For her work, Bass received the C. Clyde Atkins Civil Liberties Award from the ACLU of Florida Greater Miami Chapter, “This case took me back to my roots, using the law as a vehicle of social change, ”Bass says. “Not only was this an opportunity to help my two young clients, but to challenge an unconstitutional law and provide opportunities for thousands of foster children throughout the state to be adopted by loving and capable parents.”
This year, Bass is spending a significant amount of her time serving as the chair of the American Bar Association (ABA) Section of Litigation. While Bass has been involved in the ABA for years, she says that heading this 68,000-member organization is a once in a lifetime opportunity. As chair of the section, which will be meeting with the ABA’s Criminal Justice Section on Miami Beach in April 2011, Bass is organizing a joint project with the Association of Corporate Counsel (ACC) to train lawyers in new approaches to providing legal services more efficiently, through project management, budgeting, and alternative fees. Another ABA project involves training lawyers in Haiti in basic advocacy skills. “We are also working to educate judges about new scientific research relating to unconscious and implicit biases,” she says. “The fact that we all react differently to people of color has many implications for the U.S. legal system.”

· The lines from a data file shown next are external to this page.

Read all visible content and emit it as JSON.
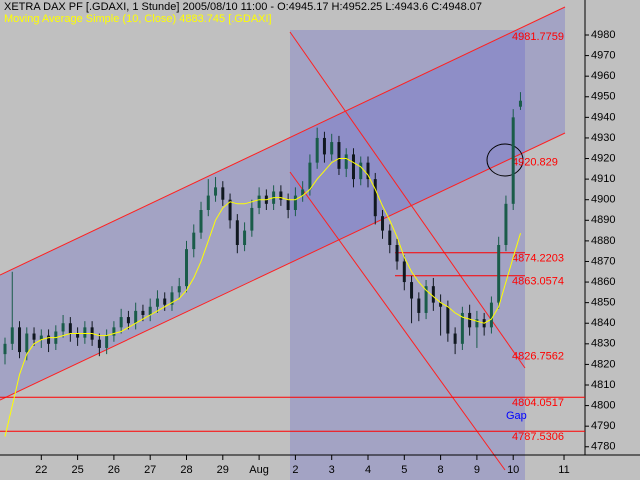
{
  "chart_data": {
    "type": "candlestick",
    "title": "XETRA DAX PF [.GDAXI, 1 Stunde] 2005/08/10 11:00 - O:4945.17 H:4952.25 L:4943.6 C:4948.07",
    "subtitle": "Moving Average Simple (10, Close) 4883.745 [.GDAXI]",
    "categories": [
      null,
      null,
      null,
      null,
      null,
      "22",
      null,
      null,
      null,
      null,
      "25",
      null,
      null,
      null,
      null,
      "26",
      null,
      null,
      null,
      null,
      "27",
      null,
      null,
      null,
      null,
      "28",
      null,
      null,
      null,
      null,
      "29",
      null,
      null,
      null,
      null,
      "Aug",
      null,
      null,
      null,
      null,
      "2",
      null,
      null,
      null,
      null,
      "3",
      null,
      null,
      null,
      null,
      "4",
      null,
      null,
      null,
      null,
      "5",
      null,
      null,
      null,
      null,
      "8",
      null,
      null,
      null,
      null,
      "9",
      null,
      null,
      null,
      null,
      "10",
      null,
      null,
      null,
      null,
      null,
      null,
      "11",
      null
    ],
    "open": [
      4825,
      4830,
      4838,
      4826,
      4835,
      4832,
      4834,
      4830,
      4836,
      4840,
      4835,
      4833,
      4838,
      4832,
      4828,
      4834,
      4838,
      4843,
      4840,
      4846,
      4844,
      4848,
      4852,
      4849,
      4855,
      4858,
      4876,
      4884,
      4895,
      4902,
      4906,
      4900,
      4890,
      4878,
      4885,
      4896,
      4902,
      4898,
      4904,
      4900,
      4895,
      4902,
      4905,
      4918,
      4930,
      4922,
      4928,
      4915,
      4922,
      4910,
      4918,
      4910,
      4892,
      4885,
      4878,
      4870,
      4860,
      4852,
      4845,
      4858,
      4850,
      4848,
      4835,
      4830,
      4845,
      4838,
      4842,
      4838,
      4850,
      4878,
      4898,
      4945.17,
      null,
      null,
      null,
      null,
      null,
      null,
      null
    ],
    "high": [
      4833,
      4865,
      4841,
      4838,
      4838,
      4837,
      4837,
      4839,
      4844,
      4843,
      4838,
      4841,
      4841,
      4835,
      4837,
      4841,
      4847,
      4846,
      4850,
      4849,
      4852,
      4856,
      4855,
      4858,
      4862,
      4880,
      4888,
      4899,
      4910,
      4911,
      4909,
      4903,
      4893,
      4889,
      4900,
      4906,
      4905,
      4907,
      4907,
      4903,
      4906,
      4909,
      4922,
      4935,
      4933,
      4932,
      4931,
      4925,
      4925,
      4921,
      4921,
      4913,
      4895,
      4888,
      4881,
      4873,
      4863,
      4855,
      4861,
      4862,
      4854,
      4851,
      4838,
      4848,
      4849,
      4846,
      4845,
      4853,
      4882,
      4902,
      4944,
      4952.25,
      null,
      null,
      null,
      null,
      null,
      null,
      null
    ],
    "low": [
      4820,
      4827,
      4823,
      4822,
      4829,
      4828,
      4826,
      4827,
      4833,
      4831,
      4829,
      4830,
      4829,
      4824,
      4825,
      4831,
      4835,
      4837,
      4837,
      4841,
      4841,
      4845,
      4846,
      4846,
      4852,
      4855,
      4872,
      4881,
      4892,
      4899,
      4897,
      4886,
      4874,
      4875,
      4882,
      4893,
      4895,
      4895,
      4897,
      4891,
      4892,
      4899,
      4902,
      4915,
      4918,
      4919,
      4912,
      4911,
      4906,
      4907,
      4906,
      4888,
      4881,
      4874,
      4866,
      4856,
      4840,
      4841,
      4842,
      4846,
      4834,
      4831,
      4825,
      4827,
      4834,
      4828,
      4834,
      4835,
      4847,
      4875,
      4895,
      4943.6,
      null,
      null,
      null,
      null,
      null,
      null,
      null
    ],
    "close": [
      4830,
      4838,
      4826,
      4835,
      4832,
      4834,
      4830,
      4836,
      4840,
      4835,
      4833,
      4838,
      4832,
      4828,
      4834,
      4838,
      4843,
      4840,
      4846,
      4844,
      4848,
      4852,
      4849,
      4855,
      4858,
      4876,
      4884,
      4895,
      4902,
      4906,
      4900,
      4890,
      4878,
      4885,
      4896,
      4902,
      4898,
      4904,
      4900,
      4895,
      4902,
      4905,
      4918,
      4930,
      4922,
      4928,
      4915,
      4922,
      4910,
      4918,
      4910,
      4892,
      4885,
      4878,
      4870,
      4860,
      4852,
      4845,
      4858,
      4850,
      4848,
      4835,
      4830,
      4845,
      4838,
      4842,
      4838,
      4850,
      4878,
      4898,
      4940,
      4948.07,
      null,
      null,
      null,
      null,
      null,
      null,
      null
    ],
    "up_color": "#1a5c4a",
    "down_color": "#101820",
    "ma": {
      "color": "#ffff00",
      "values": [
        4785,
        4800,
        4815,
        4825,
        4830,
        4832,
        4833,
        4833,
        4834,
        4835,
        4835,
        4835,
        4835,
        4834,
        4834,
        4835,
        4836,
        4838,
        4840,
        4842,
        4844,
        4846,
        4848,
        4850,
        4852,
        4856,
        4862,
        4870,
        4880,
        4890,
        4896,
        4899,
        4898,
        4898,
        4899,
        4900,
        4900,
        4901,
        4901,
        4900,
        4900,
        4902,
        4905,
        4910,
        4914,
        4918,
        4920,
        4920,
        4918,
        4916,
        4912,
        4905,
        4897,
        4890,
        4882,
        4872,
        4865,
        4860,
        4856,
        4853,
        4850,
        4848,
        4845,
        4843,
        4842,
        4841,
        4840,
        4842,
        4848,
        4860,
        4872,
        4883.745,
        null,
        null,
        null,
        null,
        null,
        null,
        null
      ]
    },
    "levels": [
      {
        "value": 4981.7759,
        "line": "none"
      },
      {
        "value": 4920.829,
        "line": "none"
      },
      {
        "value": 4874.2203,
        "line": "partial"
      },
      {
        "value": 4863.0574,
        "line": "partial"
      },
      {
        "value": 4826.7562,
        "line": "none"
      },
      {
        "value": 4804.0517,
        "line": "full"
      },
      {
        "value": 4787.5306,
        "line": "full"
      }
    ],
    "level_color": "#ff0000",
    "gap_label": "Gap",
    "ylim": [
      4776,
      4997
    ],
    "yticks": [
      4780,
      4790,
      4800,
      4810,
      4820,
      4830,
      4840,
      4850,
      4860,
      4870,
      4880,
      4890,
      4900,
      4910,
      4920,
      4930,
      4940,
      4950,
      4960,
      4970,
      4980
    ]
  }
}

In South Florida, Bass has been a leader in many professional, civic and academic organizations. “I feel strongly about community service and about making Miami a better place to live,” she says. Bass is a past president of The Florida Bar Foundation and past chair of United Way of Miami-Dade County, which honored her with the Dorothy Shula Award for Volunteerism in 2000. She is also now a member of the executive committee of the University of Miami Board of Trustees.
Bass has a 21-year-old daughter Rebecca who is a junior in college and dreams of someday owning her own restaurant. When not on a plane, Bass enjoys de-stressing by lifting weights and going to spin class. She also spends as much time as she can hiking, biking and skiing in Colorado.“I really enjoy Colorado. While I love being near the water in South Florida, the mountains make for a wonderful change of pace.”
With a full calendar of litigation cases and ABA projects, Bass’ career is moving along smoothly in high gear. She remains true to her personal ideals and principles. As she says, “There is no doubt that when I look back on my career, I will be proudest of those things that I did that helped improve the lives of others.”